Here is the switch installed in a small cutout in the drawer’s containing walls.
The LED string is threaded through a small hole in the back wall of the drawer. A small amount of extra length is stuffed between the containing wall and the back of the drawer so that when the drawer is opened, it does not pull on the LED string.
Now to the decorative part. For the lattice cutout I Google-searched and downloaded a nice vine pattern that I auto-traced in CorelDraw to make it a vector. I tweaked it by bringing the design elements closer together to increase stability, since the pattern is quite delicate. For the final design of the top lid I added a solid circle with text on it (a small quote from our wedding vows). I then laser cut out the vine design and lightly vector-engraved the text in the circle.
To complete the lid top I attached heavy purple card stock from a craft store underneath using a bit of white glue.
The kerf pattern that covers the semi-circular portion of the box was also found online. Every sixth point is slot-and-tab’ed into the top and bottom lids to ensure smooth curvature while maintaining stability.
The whole assembly is done using predominantly white glue – here are the lid layers stacked and pressed together for drying.
The front of the drawer repeats the same pattern as the top, but this time engraved instead of cut through.
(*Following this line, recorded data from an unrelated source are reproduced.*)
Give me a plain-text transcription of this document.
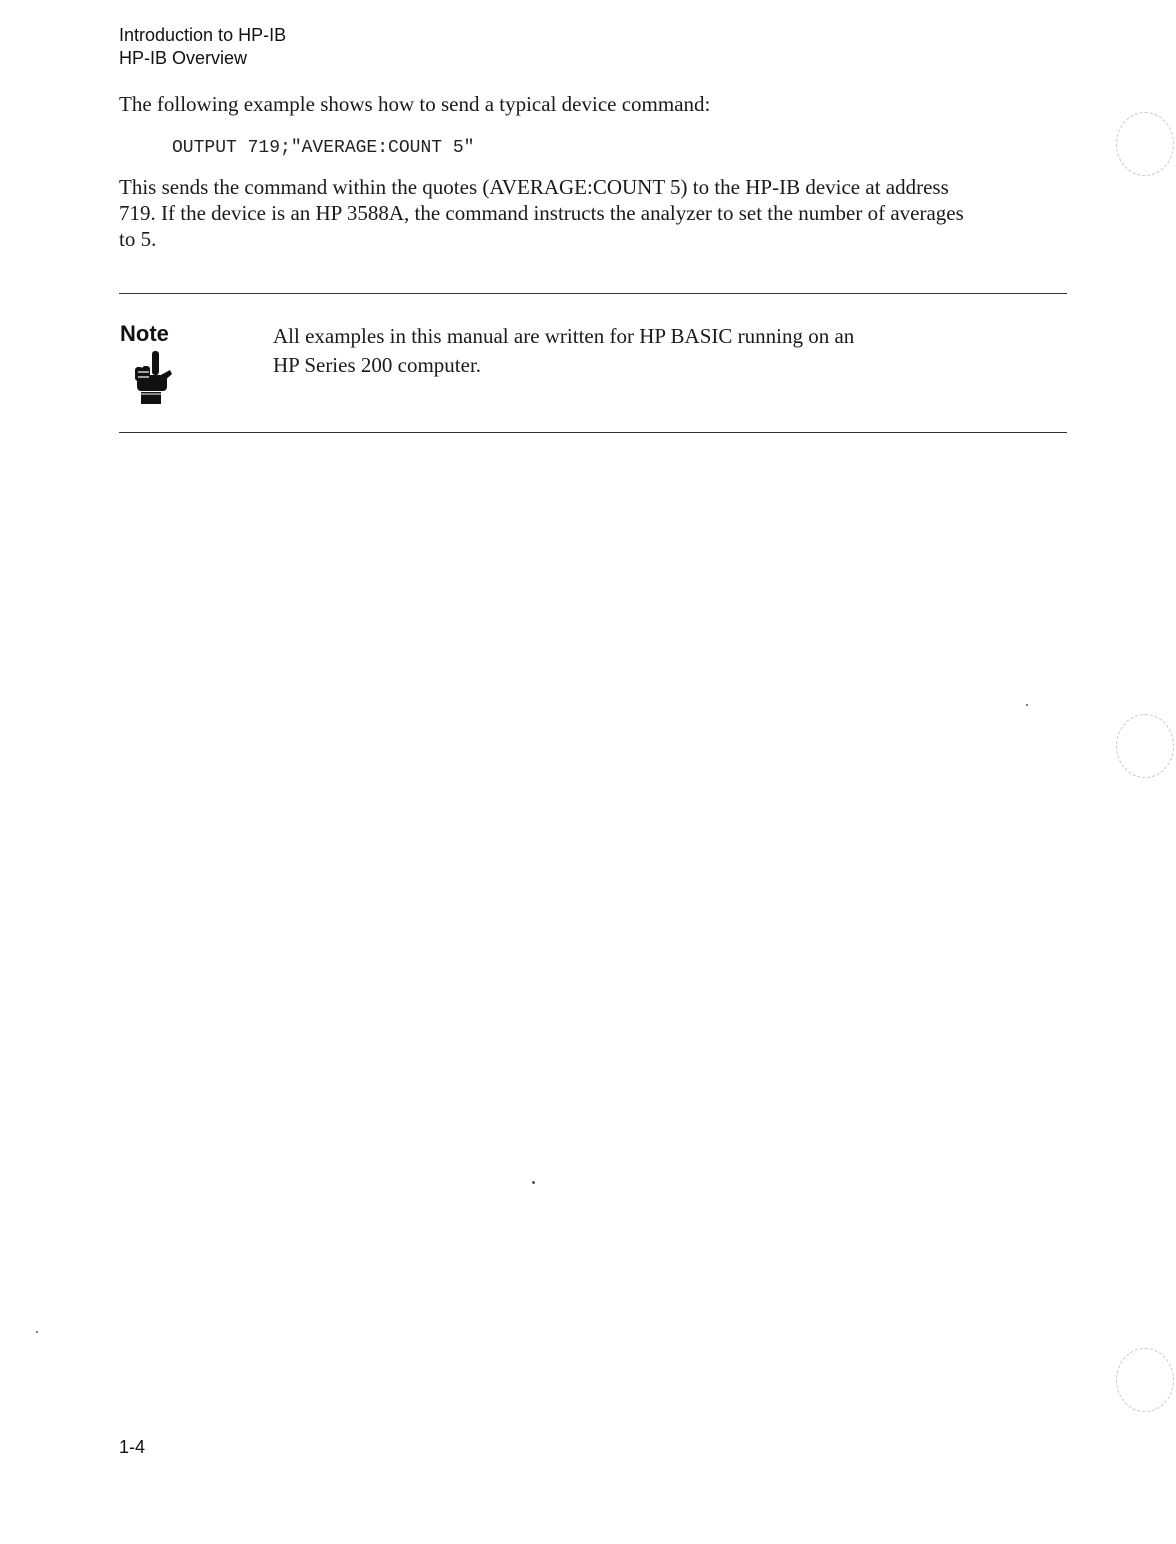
Introduction to HP-IB
HP-IB Overview
The following example shows how to send a typical device command:
OUTPUT 719;"AVERAGE:COUNT 5"
This sends the command within the quotes (AVERAGE:COUNT 5) to the HP-IB device at address
719. If the device is an HP 3588A, the command instructs the analyzer to set the number of averages
to 5.
Note	All examples in this manual are written for HP BASIC running on an
HP Series 200 computer.
1-4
The crystal knob was found at a local craft store.
And here is the finished product, the intricate vine pattern adds complexity and dimensionality, the light golden wood grain stands out great against the opulent purple backdrop, and the LEDs inside illuminate and highlight the gift.
P.S. The final version added paper straw stuffing that helped to diffuse the light and provide extra cushioning for the fragile ceramic ocarina.